BGN Hentikan Sementara Pembangunan Dapur MBG, Penataan dan Pemerataan Jadi Prioritas

Analisajatim.id | Lamongan Pemerintah melalui Badan Gizi Nasional (BGN) resmi memberlakukan moratorium atau penghentian sementara pembangunan dapur baru dalam Program Makan Bergizi Gratis (MBG). Kebijakan ini menjadi langkah strategis untuk melakukan penataan menyeluruh terhadap pelaksanaan program sekaligus memastikan penggunaan anggaran negara berjalan efektif dan tepat sasaran.

Keputusan tersebut diumumkan di tengah masifnya pembangunan dapur MBG di berbagai daerah. Namun, di balik percepatan program yang menjadi salah satu prioritas nasional itu, BGN menilai perlu dilakukan evaluasi mendalam guna mengukur efektivitas distribusi layanan serta pemerataan manfaat bagi masyarakat.

Kepala BGN, Nanik Sudaryati Deyang, mengungkapkan bahwa saat ini telah terdapat lebih dari 27 ribu dapur MBG yang beroperasi di seluruh Indonesia. Dengan jumlah yang cukup besar tersebut, fokus pemerintah kini bergeser pada pembenahan kualitas layanan dan optimalisasi dapur yang sudah berjalan.

“Yang dibutuhkan saat ini bukan sekadar menambah jumlah dapur, tetapi memastikan seluruh dapur yang telah beroperasi mampu bekerja efektif, tepat sasaran, dan memberikan manfaat maksimal bagi penerima program,” ujarnya.

Langkah moratorium ini sekaligus membuka fakta bahwa distribusi dapur MBG masih belum merata. Berdasarkan evaluasi BGN, sebagian besar dapur terkonsentrasi di wilayah perkotaan dan kawasan aglomerasi yang memiliki akses infrastruktur lebih baik. Sementara itu, sejumlah daerah tertinggal, terdepan, dan terluar (3T) justru masih minim fasilitas pendukung program MBG.

Sebagai bagian dari penataan, BGN juga berencana membatasi jumlah dapur MBG maksimal enam unit di setiap kecamatan. Kebijakan tersebut dimaksudkan agar pembangunan tidak menumpuk di satu wilayah tertentu dan membuka peluang pemerataan layanan ke daerah yang selama ini belum tersentuh program.

Dari perspektif tata kelola anggaran, moratorium ini dinilai sebagai langkah korektif untuk menghindari pemborosan serta memastikan pembangunan dapur dilakukan berdasarkan kebutuhan riil masyarakat. Evaluasi menyeluruh juga menjadi instrumen penting untuk mengukur efektivitas penggunaan dana negara dalam mendukung program peningkatan gizi nasional.

Pengamat kebijakan publik menilai langkah BGN tersebut dapat menjadi momentum memperkuat akuntabilitas program MBG. Pemerataan akses layanan, kualitas pengelolaan dapur, hingga ketepatan sasaran penerima manfaat menjadi aspek yang harus dikawal secara ketat agar tujuan program benar-benar tercapai.

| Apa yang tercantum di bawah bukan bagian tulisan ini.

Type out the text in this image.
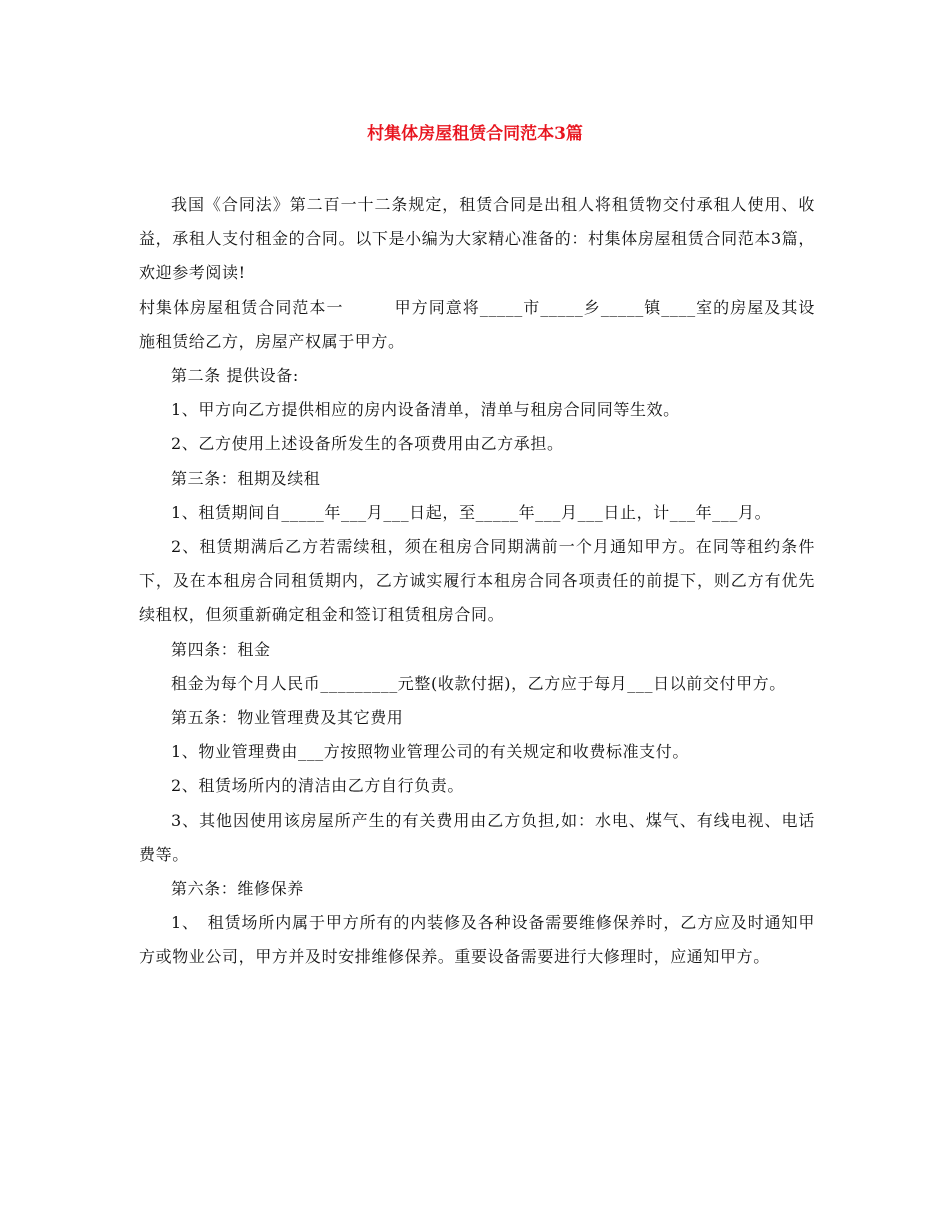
村集体房屋租赁合同范本3篇

我国《合同法》第二百一十二条规定，租赁合同是出租人将租赁物交付承租人使用、收益，承租人支付租金的合同。以下是小编为大家精心准备的：村集体房屋租赁合同范本3篇，欢迎参考阅读!

村集体房屋租赁合同范本一　　　甲方同意将_____市_____乡_____镇____室的房屋及其设施租赁给乙方，房屋产权属于甲方。

第二条 提供设备:

1、甲方向乙方提供相应的房内设备清单，清单与租房合同同等生效。

2、乙方使用上述设备所发生的各项费用由乙方承担。

第三条：租期及续租

1、租赁期间自_____年___月___日起，至_____年___月___日止，计___年___月。

2、租赁期满后乙方若需续租，须在租房合同期满前一个月通知甲方。在同等租约条件下，及在本租房合同租赁期内，乙方诚实履行本租房合同各项责任的前提下，则乙方有优先续租权，但须重新确定租金和签订租赁租房合同。

第四条：租金

租金为每个月人民币_________元整(收款付据)，乙方应于每月___日以前交付甲方。

第五条：物业管理费及其它费用

1、物业管理费由___方按照物业管理公司的有关规定和收费标准支付。

2、租赁场所内的清洁由乙方自行负责。

3、其他因使用该房屋所产生的有关费用由乙方负担,如：水电、煤气、有线电视、电话费等。

第六条：维修保养

1、　租赁场所内属于甲方所有的内装修及各种设备需要维修保养时，乙方应及时通知甲方或物业公司，甲方并及时安排维修保养。重要设备需要进行大修理时，应通知甲方。
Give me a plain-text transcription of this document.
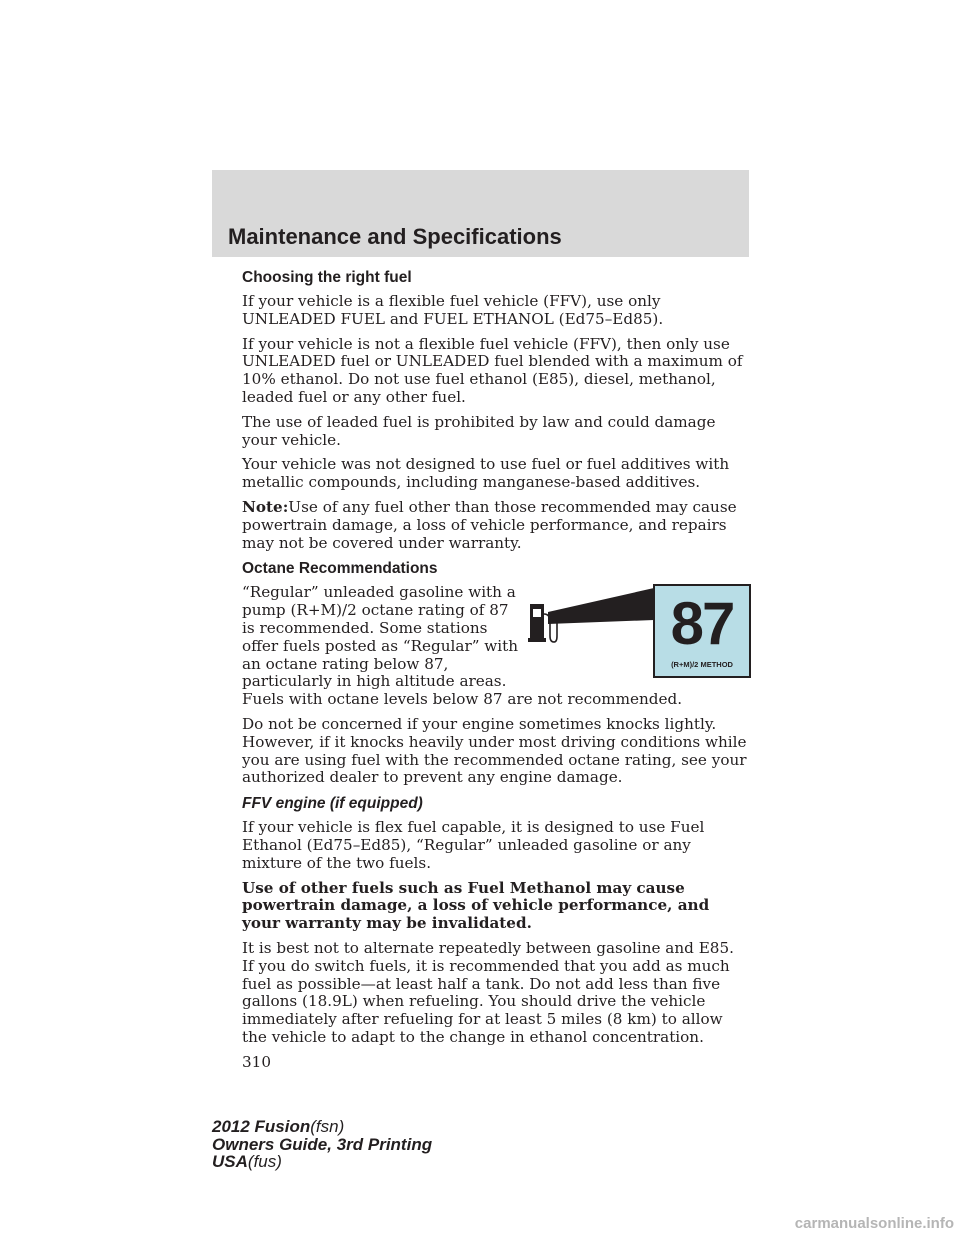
Maintenance and Specifications
Choosing the right fuel

If your vehicle is a flexible fuel vehicle (FFV), use only UNLEADED FUEL and FUEL ETHANOL (Ed75–Ed85).

If your vehicle is not a flexible fuel vehicle (FFV), then only use UNLEADED fuel or UNLEADED fuel blended with a maximum of 10% ethanol. Do not use fuel ethanol (E85), diesel, methanol, leaded fuel or any other fuel.

The use of leaded fuel is prohibited by law and could damage your vehicle.

Your vehicle was not designed to use fuel or fuel additives with metallic compounds, including manganese-based additives.

Note:Use of any fuel other than those recommended may cause powertrain damage, a loss of vehicle performance, and repairs may not be covered under warranty.

Octane Recommendations
87
(R+M)/2 METHOD

“Regular” unleaded gasoline with a pump (R+M)/2 octane rating of 87 is recommended. Some stations offer fuels posted as “Regular” with an octane rating below 87, particularly in high altitude areas. Fuels with octane levels below 87 are not recommended.

Do not be concerned if your engine sometimes knocks lightly. However, if it knocks heavily under most driving conditions while you are using fuel with the recommended octane rating, see your authorized dealer to prevent any engine damage.

FFV engine (if equipped)

If your vehicle is flex fuel capable, it is designed to use Fuel Ethanol (Ed75–Ed85), “Regular” unleaded gasoline or any mixture of the two fuels.

Use of other fuels such as Fuel Methanol may cause powertrain damage, a loss of vehicle performance, and your warranty may be invalidated.

It is best not to alternate repeatedly between gasoline and E85. If you do switch fuels, it is recommended that you add as much fuel as possible—at least half a tank. Do not add less than five gallons (18.9L) when refueling. You should drive the vehicle immediately after refueling for at least 5 miles (8 km) to allow the vehicle to adapt to the change in ethanol concentration.

310

2012 Fusion(fsn)
Owners Guide, 3rd Printing
USA(fus)
carmanualsonline.info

Dengan penghentian sementara pembangunan dapur baru ini, publik kini menunggu hasil evaluasi menyeluruh yang dilakukan BGN. Sebab, keberhasilan Program Makan Bergizi Gratis tidak hanya diukur dari banyaknya dapur yang berdiri, tetapi dari sejauh mana program tersebut mampu menjangkau anak-anak Indonesia secara merata, termasuk di wilayah 3T yang selama ini masih membutuhkan perhatian lebih besar.